Dr. Sunil Nijhawan, who followed him, warned that an aircraft impact on a pool with a thousand spent fuel assemblies “can create a radiation disaster affecting Lake Ontario and about five million residences and businesses of southern Ontario.”
Nijhawan said “I’ve been in the industry for a long time. The first time I looked at a boiling water reactor design manual was 50 years ago, 1974, and I’ve kept in touch with development of all sorts of reactor designs… Right now what I see in this design, to me there’s nothing there. There’s really nothing. There are no safety systems to speak of.”
Nijhawan warned about a loss of “safety culture” throughout Canada’s nuclear industry.
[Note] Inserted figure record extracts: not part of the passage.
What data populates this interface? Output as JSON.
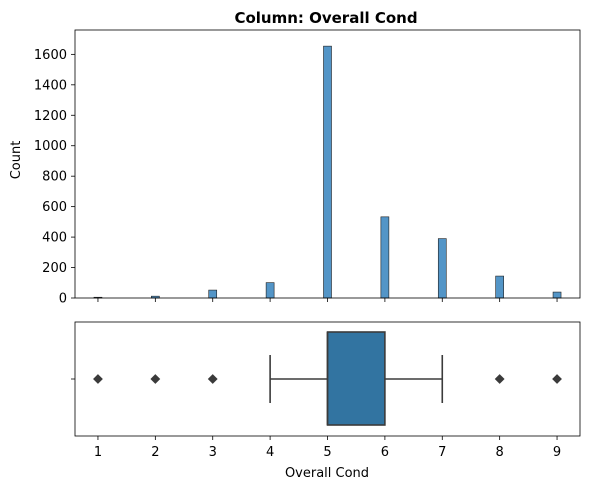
{
  "chart_data": [
    {
      "type": "bar",
      "kind": "histogram",
      "title": "Column: Overall Cond",
      "xlabel": "",
      "ylabel": "Count",
      "xlim": [
        0.6,
        9.4
      ],
      "ylim": [
        0,
        1760
      ],
      "yticks": [
        0,
        200,
        400,
        600,
        800,
        1000,
        1200,
        1400,
        1600
      ],
      "categories": [
        1,
        2,
        3,
        4,
        5,
        6,
        7,
        8,
        9
      ],
      "values": [
        5,
        12,
        52,
        101,
        1654,
        533,
        390,
        144,
        39
      ],
      "color": "#4a8fc4"
    },
    {
      "type": "box",
      "xlabel": "Overall Cond",
      "xlim": [
        0.6,
        9.4
      ],
      "xticks": [
        1,
        2,
        3,
        4,
        5,
        6,
        7,
        8,
        9
      ],
      "q1": 5,
      "median": 5,
      "q3": 6,
      "whisker_low": 4,
      "whisker_high": 7,
      "outliers": [
        1,
        2,
        3,
        8,
        9
      ],
      "color": "#3274a1"
    }
  ]
}
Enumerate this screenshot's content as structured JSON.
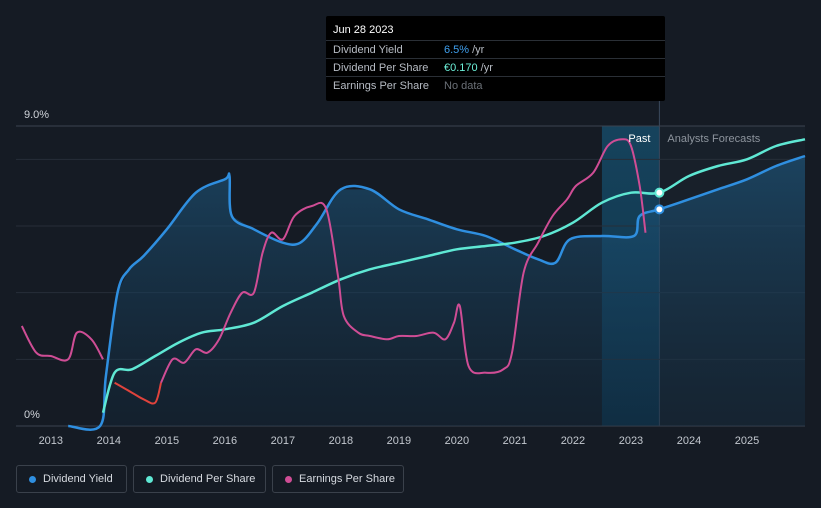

Dr. Victoria Remenda, a member of the CNSC’s governing body, observed that “if we choose to issue a license to construct, there is time for the finished design and we can stop the process.”
This has happened in the past. Nijhawan points out that Atomic Energy of Canada Limited (AECL) spent $150 million to build two MAPLE reactors to supply much of the world’s medical isotopes before finding them unsafe to operate. AECL also built Canada’s only previous boiling water reactor – the Gentilly-1, a 250-megawatt CANDU prototype. It operated only 180 days over a 7-year period before closing in 1977.
OPG has declined to say how much it might cost to build the BWRX-300. If it proves unsafe to operate, OPG’s “as-built” decommissioning plan estimates it would cost $167.2 million to remove the non-radioactive reactor parts and fill in the hole.
If the BWRX-300 is started up, its concrete and steel components will become radioactive through neutron activation, making decommissioning far more dangerous and expensive. OPG has prepared an “end-of-life” decommissioning plan that mentions use of remotely operated equipment, but provides no cost estimate.
CNSC staff, OPG, and Doug Ford are working hand-in-hand to promote the BWRX-300. The CNSC’s Commission is under immense pressure to ignore safety and financial risks and license construction. If they do, Ontarians will suffer the consequences.